Model Land Company ad from 1924.

(now the Weaver Canal). This also meant all lands were now part of a “taxing district” and owners had to pay a yearly drainage tax on land that was not producing anything. Check your tax bill – chances are you are still paying a tax to the Lake Worth Drainage District if you own land in their area.

Once work was largley finished by 1921, the land was sold in farming size tracts of many sizes. The Model Land Company was formed in 1898 and was led by J.E. Ingraham, whom Flagler recognized as having good business sense. The Model Land Company sold land up and down the east coast of Florida from the land Flagler amassed through the railroad.

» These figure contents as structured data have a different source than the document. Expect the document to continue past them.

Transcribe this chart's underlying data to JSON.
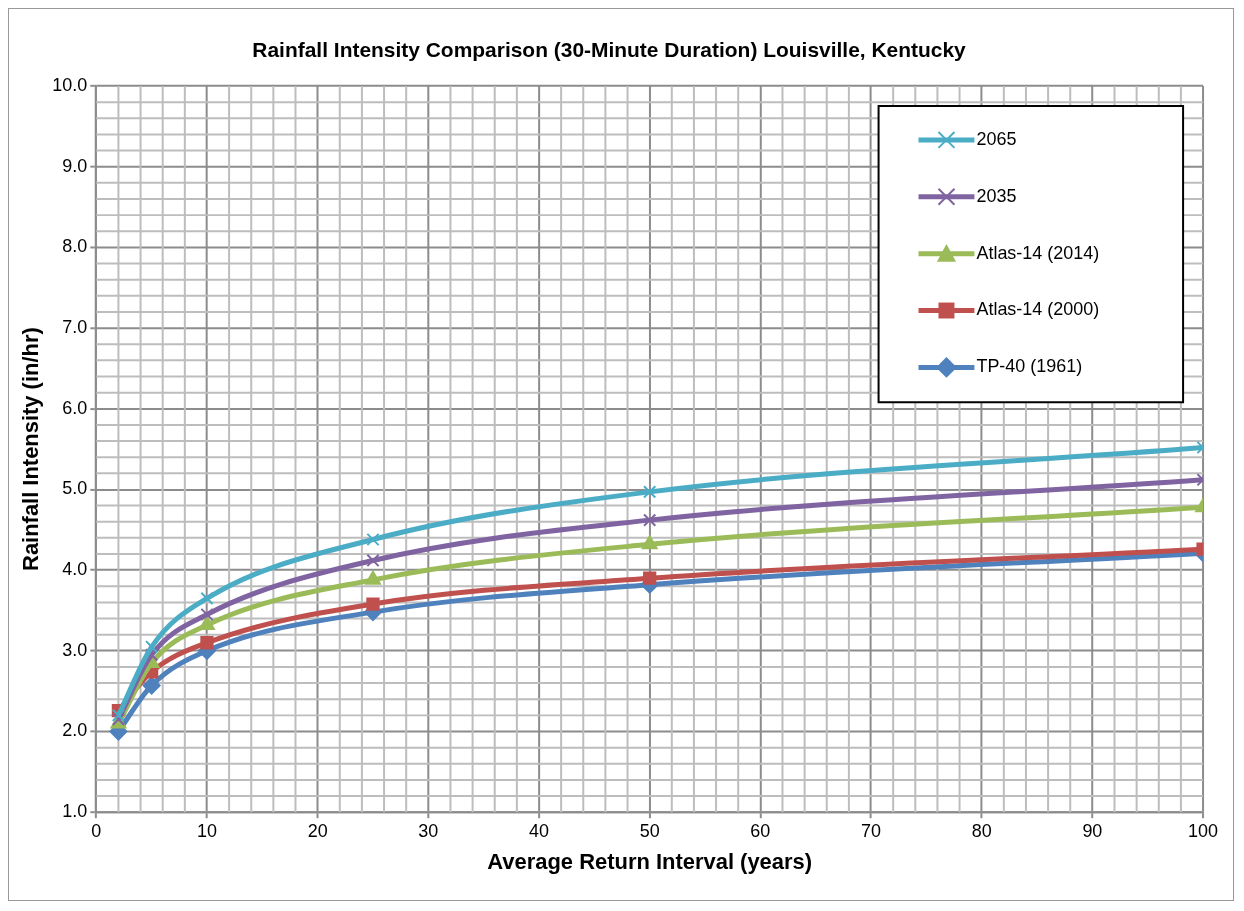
{
  "chart_data": {
    "type": "line",
    "title": "Rainfall Intensity Comparison (30-Minute Duration) Louisville, Kentucky",
    "xlabel": "Average Return Interval (years)",
    "ylabel": "Rainfall Intensity (in/hr)",
    "x": [
      2,
      5,
      10,
      25,
      50,
      100
    ],
    "series": [
      {
        "name": "2065",
        "color": "#4bacc6",
        "marker": "cross",
        "values": [
          2.2,
          3.05,
          3.65,
          4.38,
          4.97,
          5.52
        ]
      },
      {
        "name": "2035",
        "color": "#8064a2",
        "marker": "cross",
        "values": [
          2.15,
          2.95,
          3.45,
          4.12,
          4.62,
          5.12
        ]
      },
      {
        "name": "Atlas-14 (2014)",
        "color": "#9bbb59",
        "marker": "triangle",
        "values": [
          2.1,
          2.85,
          3.32,
          3.88,
          4.32,
          4.78
        ]
      },
      {
        "name": "Atlas-14 (2000)",
        "color": "#c0504d",
        "marker": "square",
        "values": [
          2.26,
          2.74,
          3.1,
          3.58,
          3.9,
          4.26
        ]
      },
      {
        "name": "TP-40 (1961)",
        "color": "#4f81bd",
        "marker": "diamond",
        "values": [
          2.0,
          2.57,
          3.0,
          3.48,
          3.82,
          4.21
        ]
      }
    ],
    "xlim": [
      0,
      100
    ],
    "xticks": [
      0,
      10,
      20,
      30,
      40,
      50,
      60,
      70,
      80,
      90,
      100
    ],
    "ylim": [
      1,
      10
    ],
    "yticks": [
      {
        "value": 1,
        "label": "1.0"
      },
      {
        "value": 2,
        "label": "2.0"
      },
      {
        "value": 3,
        "label": "3.0"
      },
      {
        "value": 4,
        "label": "4.0"
      },
      {
        "value": 5,
        "label": "5.0"
      },
      {
        "value": 6,
        "label": "6.0"
      },
      {
        "value": 7,
        "label": "7.0"
      },
      {
        "value": 8,
        "label": "8.0"
      },
      {
        "value": 9,
        "label": "9.0"
      },
      {
        "value": 10,
        "label": "10.0"
      }
    ],
    "grid": true,
    "legend": "top right",
    "line_style": "solid"
  }
}
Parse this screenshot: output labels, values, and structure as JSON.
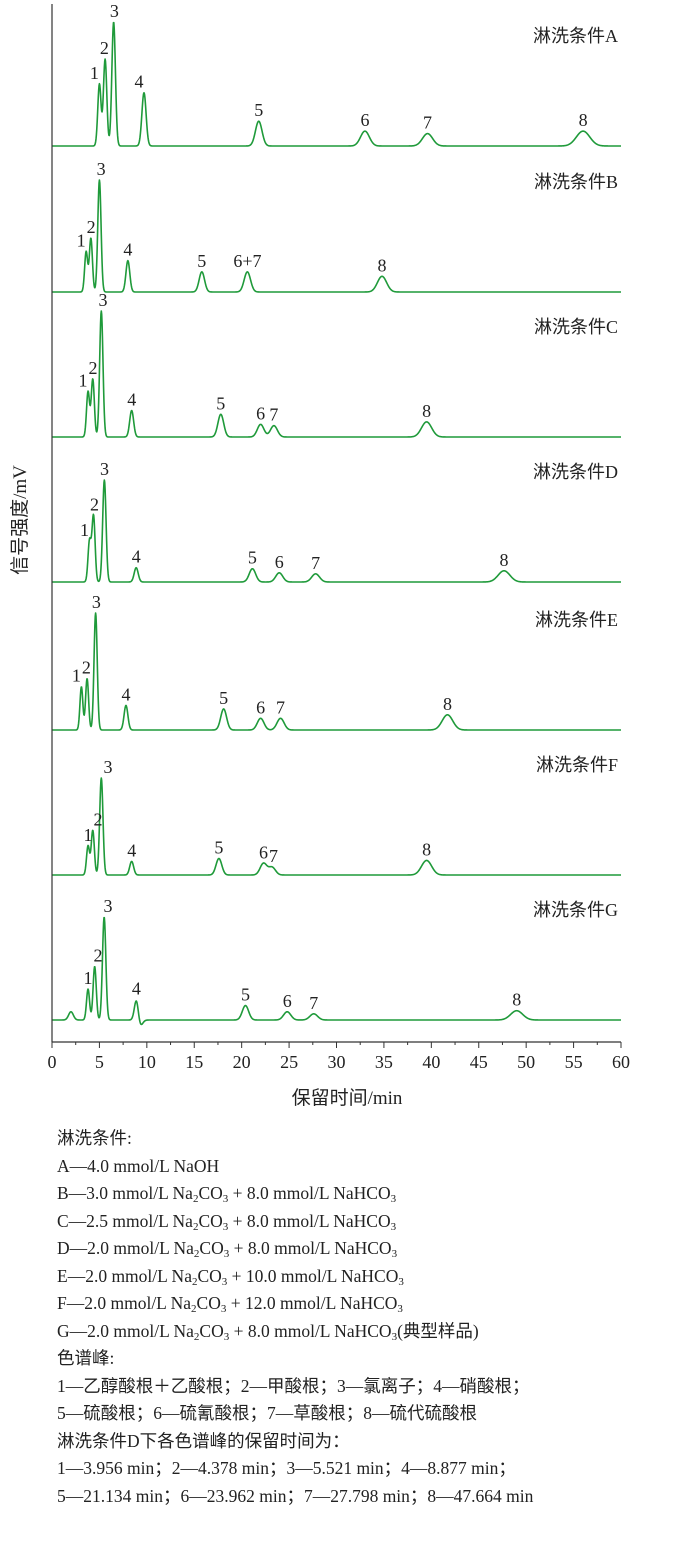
{
  "chart_data": {
    "type": "line",
    "xlabel": "保留时间/min",
    "ylabel": "信号强度/mV",
    "xlim": [
      0,
      60
    ],
    "xticks": [
      0,
      5,
      10,
      15,
      20,
      25,
      30,
      35,
      40,
      45,
      50,
      55,
      60
    ],
    "grid": false,
    "series": [
      {
        "name": "淋洗条件A",
        "peaks": [
          {
            "label": "1",
            "t": 5.0,
            "h": 0.5
          },
          {
            "label": "2",
            "t": 5.6,
            "h": 0.7
          },
          {
            "label": "3",
            "t": 6.5,
            "h": 1.0
          },
          {
            "label": "4",
            "t": 9.7,
            "h": 0.43
          },
          {
            "label": "5",
            "t": 21.8,
            "h": 0.2
          },
          {
            "label": "6",
            "t": 33.0,
            "h": 0.12
          },
          {
            "label": "7",
            "t": 39.6,
            "h": 0.1
          },
          {
            "label": "8",
            "t": 56.0,
            "h": 0.12
          }
        ]
      },
      {
        "name": "淋洗条件B",
        "peaks": [
          {
            "label": "1",
            "t": 3.6,
            "h": 0.36
          },
          {
            "label": "2",
            "t": 4.1,
            "h": 0.48
          },
          {
            "label": "3",
            "t": 5.0,
            "h": 1.0
          },
          {
            "label": "4",
            "t": 8.0,
            "h": 0.28
          },
          {
            "label": "5",
            "t": 15.8,
            "h": 0.18
          },
          {
            "label": "6+7",
            "t": 20.6,
            "h": 0.18
          },
          {
            "label": "8",
            "t": 34.8,
            "h": 0.14
          }
        ]
      },
      {
        "name": "淋洗条件C",
        "peaks": [
          {
            "label": "1",
            "t": 3.8,
            "h": 0.36
          },
          {
            "label": "2",
            "t": 4.3,
            "h": 0.46
          },
          {
            "label": "3",
            "t": 5.2,
            "h": 1.0
          },
          {
            "label": "4",
            "t": 8.4,
            "h": 0.21
          },
          {
            "label": "5",
            "t": 17.8,
            "h": 0.18
          },
          {
            "label": "6",
            "t": 22.0,
            "h": 0.1
          },
          {
            "label": "7",
            "t": 23.4,
            "h": 0.09
          },
          {
            "label": "8",
            "t": 39.5,
            "h": 0.12
          }
        ]
      },
      {
        "name": "淋洗条件D",
        "peaks": [
          {
            "label": "1",
            "t": 3.956,
            "h": 0.4
          },
          {
            "label": "2",
            "t": 4.378,
            "h": 0.65
          },
          {
            "label": "3",
            "t": 5.521,
            "h": 1.0
          },
          {
            "label": "4",
            "t": 8.877,
            "h": 0.14
          },
          {
            "label": "5",
            "t": 21.134,
            "h": 0.13
          },
          {
            "label": "6",
            "t": 23.962,
            "h": 0.09
          },
          {
            "label": "7",
            "t": 27.798,
            "h": 0.08
          },
          {
            "label": "8",
            "t": 47.664,
            "h": 0.11
          }
        ]
      },
      {
        "name": "淋洗条件E",
        "peaks": [
          {
            "label": "1",
            "t": 3.1,
            "h": 0.37
          },
          {
            "label": "2",
            "t": 3.7,
            "h": 0.44
          },
          {
            "label": "3",
            "t": 4.6,
            "h": 1.0
          },
          {
            "label": "4",
            "t": 7.8,
            "h": 0.21
          },
          {
            "label": "5",
            "t": 18.1,
            "h": 0.18
          },
          {
            "label": "6",
            "t": 22.0,
            "h": 0.1
          },
          {
            "label": "7",
            "t": 24.1,
            "h": 0.1
          },
          {
            "label": "8",
            "t": 41.7,
            "h": 0.13
          }
        ]
      },
      {
        "name": "淋洗条件F",
        "peaks": [
          {
            "label": "1",
            "t": 3.8,
            "h": 0.3
          },
          {
            "label": "2",
            "t": 4.3,
            "h": 0.46
          },
          {
            "label": "3",
            "t": 5.2,
            "h": 1.0
          },
          {
            "label": "4",
            "t": 8.4,
            "h": 0.14
          },
          {
            "label": "5",
            "t": 17.6,
            "h": 0.17
          },
          {
            "label": "6",
            "t": 22.3,
            "h": 0.12
          },
          {
            "label": "7",
            "t": 23.2,
            "h": 0.08
          },
          {
            "label": "8",
            "t": 39.5,
            "h": 0.15
          }
        ]
      },
      {
        "name": "淋洗条件G",
        "baseline_dip": [
          {
            "t": 2.0,
            "h": 0.08
          },
          {
            "t": 9.3,
            "h": -0.06
          }
        ],
        "peaks": [
          {
            "label": "1",
            "t": 3.8,
            "h": 0.3
          },
          {
            "label": "2",
            "t": 4.5,
            "h": 0.52
          },
          {
            "label": "3",
            "t": 5.5,
            "h": 1.0
          },
          {
            "label": "4",
            "t": 8.9,
            "h": 0.2
          },
          {
            "label": "5",
            "t": 20.4,
            "h": 0.14
          },
          {
            "label": "6",
            "t": 24.8,
            "h": 0.08
          },
          {
            "label": "7",
            "t": 27.6,
            "h": 0.06
          },
          {
            "label": "8",
            "t": 49.0,
            "h": 0.09
          }
        ]
      }
    ]
  },
  "legend": {
    "title": "淋洗条件:",
    "conditions": [
      {
        "id": "A",
        "text": "A—4.0 mmol/L NaOH"
      },
      {
        "id": "B",
        "text": "B—3.0 mmol/L Na₂CO₃ + 8.0 mmol/L NaHCO₃"
      },
      {
        "id": "C",
        "text": "C—2.5 mmol/L Na₂CO₃ + 8.0 mmol/L NaHCO₃"
      },
      {
        "id": "D",
        "text": "D—2.0 mmol/L Na₂CO₃ + 8.0 mmol/L NaHCO₃"
      },
      {
        "id": "E",
        "text": "E—2.0 mmol/L Na₂CO₃ + 10.0 mmol/L NaHCO₃"
      },
      {
        "id": "F",
        "text": "F—2.0 mmol/L Na₂CO₃ + 12.0 mmol/L NaHCO₃"
      },
      {
        "id": "G",
        "text": "G—2.0 mmol/L Na₂CO₃ + 8.0 mmol/L NaHCO₃(典型样品)"
      }
    ],
    "peaks_title": "色谱峰:",
    "peaks_line1": "1—乙醇酸根＋乙酸根；2—甲酸根；3—氯离子；4—硝酸根；",
    "peaks_line2": "5—硫酸根；6—硫氰酸根；7—草酸根；8—硫代硫酸根",
    "rt_title": "淋洗条件D下各色谱峰的保留时间为：",
    "rt_line1": "1—3.956 min；2—4.378 min；3—5.521 min；4—8.877 min；",
    "rt_line2": "5—21.134 min；6—23.962 min；7—27.798 min；8—47.664 min"
  },
  "colors": {
    "trace": "#1f9a3a",
    "text": "#222222"
  }
}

Flagler never made any money on his hotels, and the railroad itself was a financial disaster from day one. The land sales, however, kept everything else afloat. As individual settlers bought various land tracts from the Model Land Company, they probably farmed on it or leased it out to bigger agricultural concerns. Gradually, tracts were sold and consolidated until finally landing in the hands of developers. From the 1930s to the 1970s, these developments were more of the City of Atlantis-type where streets and utilities were laid and individual lots sold for a house custom-built for the owner. From the 1980s to today, the developments are the typical “cookie-cutter” variety with three or four models from which to choose.

As I searched through the online archives of the Model Land Company (available at http://merrick.library.miami.edu/specialCollections/asm0075/) I found a letter dated February 3, 1923 that mentioned a land owner who wanted to sell his tracts (all the land between Military Trail and Lawrence Roads from the Boynton Canal south to where Woolbright Road is today) to Norwegian settlers. The owner could not afford the drainage taxes and would eventually lose the land. He wanted the Model Land Company’s help in getting a road built through the land. A community center was to be built in the center of the tract. Hard to imagine we could have had a little Norwegian village with 100 families in Palm Beach County. A June 14, 1923 article from the Palm Beach Post proclaimed “Norse Colony to be formed near Boynton.” I don’t know if the families ever came, or whatever happened to the idea. That is a mystery to be solved.